Will Higher Single Family Mortgage Rates Increase Demand for Rental Housing? Data, Housing Economists Say No.

With single family mortgage rates now hovering near 7%, many multi-family investment sponsors are excitedly talking about increased demand for apartment rentals. This correlation seems logical, but in the real world it’s not that simple.

Job Growth is King

The demand fundamentals for all housing – both for sale housing and for rent housing — are driven by job growth and household formation. Strong job growth leads to increased confidence which then leads to higher rates of household formation, which ultimately leads to stronger demand for all types of housing, including rental housing.

On the other hand, during times of economic weakness and uncertainty, household formation slows. This is because consumers are unwilling to make longer term commitments in these environments. In the housing world, this means that consumers tend to either remain in place, or double up in roommate situations, or move in with their parents or other relatives until the uncertainty passes. 

With the U.S. Federal Reserve tightening credit at the fastest pace in modern history and the war in Ukraine, many economists are warning of a recession in 2023. Morgan Stanley in particular is anticipating a “sharp” drop-off in employment growth, citing slower consumer demand as a trigger for hiring cutbacks “across most sectors of the economy.”

Rental Housing Demand is Slowing

Indeed, much higher single family mortgage rates have cooled the single-family housing market considerably, but rental data for August, September and October is also indicating that the Fed’s actions are creating weakness in apartment rental demand as well.

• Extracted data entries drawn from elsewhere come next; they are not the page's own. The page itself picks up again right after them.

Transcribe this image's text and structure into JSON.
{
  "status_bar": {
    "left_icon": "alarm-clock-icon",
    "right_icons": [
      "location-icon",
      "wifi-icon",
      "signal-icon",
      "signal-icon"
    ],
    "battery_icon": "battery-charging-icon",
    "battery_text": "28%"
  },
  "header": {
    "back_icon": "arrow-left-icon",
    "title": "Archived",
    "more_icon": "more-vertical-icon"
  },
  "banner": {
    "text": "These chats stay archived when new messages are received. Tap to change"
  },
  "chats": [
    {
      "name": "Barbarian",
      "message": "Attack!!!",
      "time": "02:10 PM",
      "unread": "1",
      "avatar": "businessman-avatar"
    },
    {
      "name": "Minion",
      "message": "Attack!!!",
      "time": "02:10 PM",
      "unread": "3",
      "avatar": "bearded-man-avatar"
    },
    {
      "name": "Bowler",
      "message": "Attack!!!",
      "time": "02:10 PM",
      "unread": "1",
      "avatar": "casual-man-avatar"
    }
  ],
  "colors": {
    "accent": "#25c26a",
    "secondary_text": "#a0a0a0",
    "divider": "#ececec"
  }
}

We focus on the direct investments in Midwest multifamily real estate, and Piping Rock has investments in the Cincinnati MSA. Accordingly, the market in Cincinnati is of particular relevance to us. As the below data shows, rental demand in Cincinnati was extremely robust from September 2021 to September 2022. While we are still seeing relatively strong rent growth in this market, demand did in fact cool from August 2022 to September 2022 as the Federal Reserve rate hikes took effect:

Nationally, October data from Real Page shows that apartment rent cuts in October were the third deepest since the global financial crisis in 2010:

Now, 2022 year end data is out, and this data confirmed that apartment rents dropped nationally for the third consecutive month. In addition, the data shows that rent declines in November continued the October trend with the largest decline since 2010. The only two months that posted larger declines were April and May of 2020, during the onset of the COVID pandemic.

There is an existential shortage of rental housing in the U.S., so the Fed’s interest rate increases will not cause the bottom to fall out of this market. However, the Fed’s actions are clearly not creating the demand that some non-data driven investment sponsors are claiming. Private real estate is inherently cyclical, and understanding the cycles and the associated risk is critical for successful investing. We love the cycles because they always create opportunities, but it’s important to always keep fundamentals in mind. This starts with the ability to distinguish true drivers of demand.